We’d already seen her car in the driveway, the red Nissan, the many lit-up windows, so we pretty much knew the answer to that question.
Mr. Joshua blinked, puzzled.
“Vida? Certainly. We’re—uh—just having dinner. Come in. Come in. Please.”
We moved after him through a quiet living room into the dining room, where we found Vida and Mrs. Joshua. Mrs. Joshua, wearing a yellow apron, was forking corn on the cob onto the three plates as Vida, seated idly at the head of the table, scrolled through her cell.
It seemed captivity had taken a toll on her, because she looked less intimidating than I remembered. She was stockier, with thinner, rattier hair. Though the five of us wordlessly assembled around her chair, she was totally oblivious, glancing up in apparent disinterest before returning to her phone. She was used to her father’s students visits at all hours for guitar lessons and rehearsals.

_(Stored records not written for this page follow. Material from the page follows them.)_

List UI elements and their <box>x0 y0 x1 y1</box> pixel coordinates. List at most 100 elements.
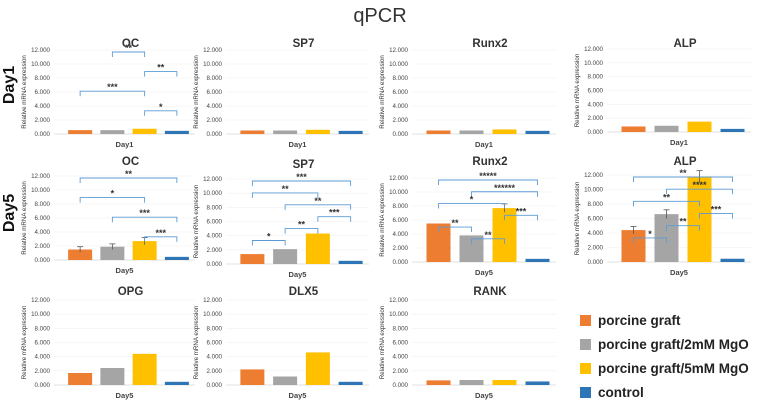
error-bar <box>630 226 637 234</box>
chart-d1-oc: OC 0.000 2.000 4.000 6.000 8.000 10.000 12.000R… <box>21 38 195 149</box>
significance-label: * <box>111 189 115 199</box>
y-tick-label: 8.000 <box>35 201 51 208</box>
bar-porcine-graft <box>621 230 646 262</box>
x-axis-label: Day1 <box>475 140 493 149</box>
chart-d5-sp7: SP7 0.000 2.000 4.000 6.000 8.000 10.000 12.000… <box>193 159 369 279</box>
x-axis-label: Day1 <box>116 140 134 149</box>
y-tick-label: 8.000 <box>207 325 223 332</box>
y-axis-title: Relative mRNA expression <box>574 53 581 127</box>
y-tick-label: 2.000 <box>207 247 223 254</box>
y-tick-label: 0.000 <box>588 129 604 136</box>
significance-bracket <box>144 236 178 242</box>
significance-label: *** <box>516 206 527 216</box>
significance-bracket <box>79 197 146 203</box>
chart-d5-opg: OPG 0.000 2.000 4.000 6.000 8.000 10.000 12.000… <box>21 286 195 400</box>
significance-bracket <box>144 71 178 77</box>
y-tick-label: 6.000 <box>393 340 409 347</box>
significance-label: ***** <box>479 171 497 181</box>
significance-bracket <box>471 191 538 197</box>
significance-bracket <box>471 238 505 244</box>
y-tick-label: 0.000 <box>35 257 51 264</box>
y-axis-title: Relative mRNA expression <box>574 181 581 255</box>
chart-title: SP7 <box>293 38 315 50</box>
bar-porcine-graft-5mm-mgo <box>132 128 157 134</box>
x-axis-label: Day5 <box>289 391 307 400</box>
y-tick-label: 12.000 <box>203 176 222 183</box>
chart-title: ALP <box>674 156 697 168</box>
significance-bracket <box>504 214 538 221</box>
significance-bracket <box>438 226 472 233</box>
chart-title: Runx2 <box>472 38 507 50</box>
significance-bracket <box>666 225 700 231</box>
y-tick-label: 12.000 <box>31 297 50 304</box>
bar-porcine-graft <box>240 369 265 385</box>
y-tick-label: 8.000 <box>393 203 409 210</box>
legend-item-control: control <box>580 380 749 404</box>
legend-item-porcine-graft: porcine graft <box>580 308 749 332</box>
y-axis-title: Relative mRNA expression <box>379 183 386 257</box>
y-tick-label: 10.000 <box>203 190 222 197</box>
bar-porcine-graft-2mm-mgo <box>100 130 125 134</box>
y-tick-label: 2.000 <box>35 368 51 375</box>
error-bar <box>696 170 703 183</box>
significance-bracket <box>633 176 733 182</box>
error-bar <box>77 246 84 253</box>
y-tick-label: 4.000 <box>207 354 223 361</box>
bar-control <box>164 381 189 385</box>
significance-bracket <box>666 188 733 195</box>
significance-label: **** <box>692 180 707 190</box>
y-tick-label: 4.000 <box>207 233 223 240</box>
y-tick-label: 6.000 <box>35 89 51 96</box>
bar-porcine-graft-5mm-mgo <box>687 176 712 262</box>
y-tick-label: 6.000 <box>35 340 51 347</box>
significance-label: * <box>159 102 163 112</box>
bar-porcine-graft-5mm-mgo <box>492 380 517 385</box>
y-tick-label: 12.000 <box>31 173 50 180</box>
y-tick-label: 8.000 <box>393 325 409 332</box>
significance-label: *** <box>139 208 150 218</box>
error-bar <box>663 209 670 219</box>
bar-porcine-graft-2mm-mgo <box>100 368 125 385</box>
y-tick-label: 12.000 <box>584 46 603 53</box>
y-tick-label: 10.000 <box>203 311 222 318</box>
legend-label: porcine graft/5mM MgO <box>598 360 749 376</box>
significance-label: ****** <box>494 183 516 193</box>
bar-porcine-graft <box>240 130 265 134</box>
significance-bracket <box>111 51 146 57</box>
legend-swatch-porcine-graft <box>580 314 591 326</box>
significance-label: ** <box>663 192 671 202</box>
y-tick-label: 8.000 <box>207 75 223 82</box>
chart-title: Runx2 <box>472 156 507 168</box>
legend-label: control <box>598 384 644 400</box>
significance-label: ** <box>451 218 459 228</box>
y-tick-label: 12.000 <box>389 47 408 54</box>
y-tick-label: 4.000 <box>588 101 604 108</box>
bar-control <box>338 130 363 134</box>
legend: porcine graft porcine graft/2mM MgO porc… <box>580 308 749 404</box>
chart-d1-runx2: Runx2 0.000 2.000 4.000 6.000 8.000 10.000 12.0… <box>379 38 556 149</box>
significance-bracket <box>699 213 733 219</box>
bar-porcine-graft-5mm-mgo <box>305 352 330 385</box>
bar-porcine-graft-2mm-mgo <box>273 376 298 385</box>
significance-label: ** <box>314 196 322 206</box>
x-axis-label: Day1 <box>289 140 307 149</box>
y-tick-label: 8.000 <box>35 75 51 82</box>
chart-title: OC <box>122 38 139 50</box>
y-tick-label: 8.000 <box>35 325 51 332</box>
chart-title: RANK <box>473 286 507 298</box>
y-tick-label: 2.000 <box>35 117 51 124</box>
y-tick-label: 4.000 <box>393 103 409 110</box>
y-axis-title: Relative mRNA expression <box>21 305 28 379</box>
chart-d5-dlx5: DLX5 0.000 2.000 4.000 6.000 8.000 10.000 12.00… <box>193 286 369 400</box>
bar-porcine-graft-5mm-mgo <box>305 129 330 134</box>
y-tick-label: 6.000 <box>35 215 51 222</box>
significance-bracket <box>438 203 505 209</box>
significance-bracket <box>111 216 178 223</box>
chart-d5-oc: OC 0.000 2.000 4.000 6.000 8.000 10.000 12.000R… <box>21 156 195 275</box>
significance-label: *** <box>711 205 722 215</box>
y-tick-label: 4.000 <box>35 103 51 110</box>
significance-label: ** <box>484 230 492 240</box>
y-tick-label: 0.000 <box>207 261 223 268</box>
significance-label: * <box>267 232 271 242</box>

“Peggy? Kitten? These are friends of Jim Mason’s. You remember, Jim, my student? The, uh, wunderkind? One of the very best young lyricists I’ve ever come across.” Mr. Joshua held up a finger, a soft smile. “He was going to go far. His musical about Lennon was one of the most gorgeous— A veritable tapestry of music and words…” He seemed to forget himself for a moment, blurting this with unabashed sadness. His face reddened. “Well. What brings you to our neck of the woods?”

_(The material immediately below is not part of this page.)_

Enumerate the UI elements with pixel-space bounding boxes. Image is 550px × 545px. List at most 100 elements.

It had never occurred to me to consider how Mr. Joshua had taken Jim’s death—not until now, standing in the shabby taupe modesty of his house, the deafening rain pounding the roof, the faint smell of mothballs, acoustic guitars mounted on the walls hinting at some unplayed song. It had been Mr. Joshua, after all, who’d been Jim’s biggest champion, coaching him about out-of-town tryouts and a Broadway run. It was Mr. Joshua who had taken Jim’s dozens of demos, recorded on Logic Pro, and transcribed them into sheet music, Mr. Joshua who had pushed him to dream up cleverer lyrics, sharper characters, more variety for the ear, analyzing with him the ingenious phrasings and renegade words of Stephen Sondheim and Lin-Manuel Miranda and Tennessee Williams. It was Mr. Joshua who had arranged for a major New York producer to listen to Jim’s demo of songs from Nowhere Man. The producer had loved what he’d heard, and a meeting, a lunch in New York, was being set up around the time Jim had died.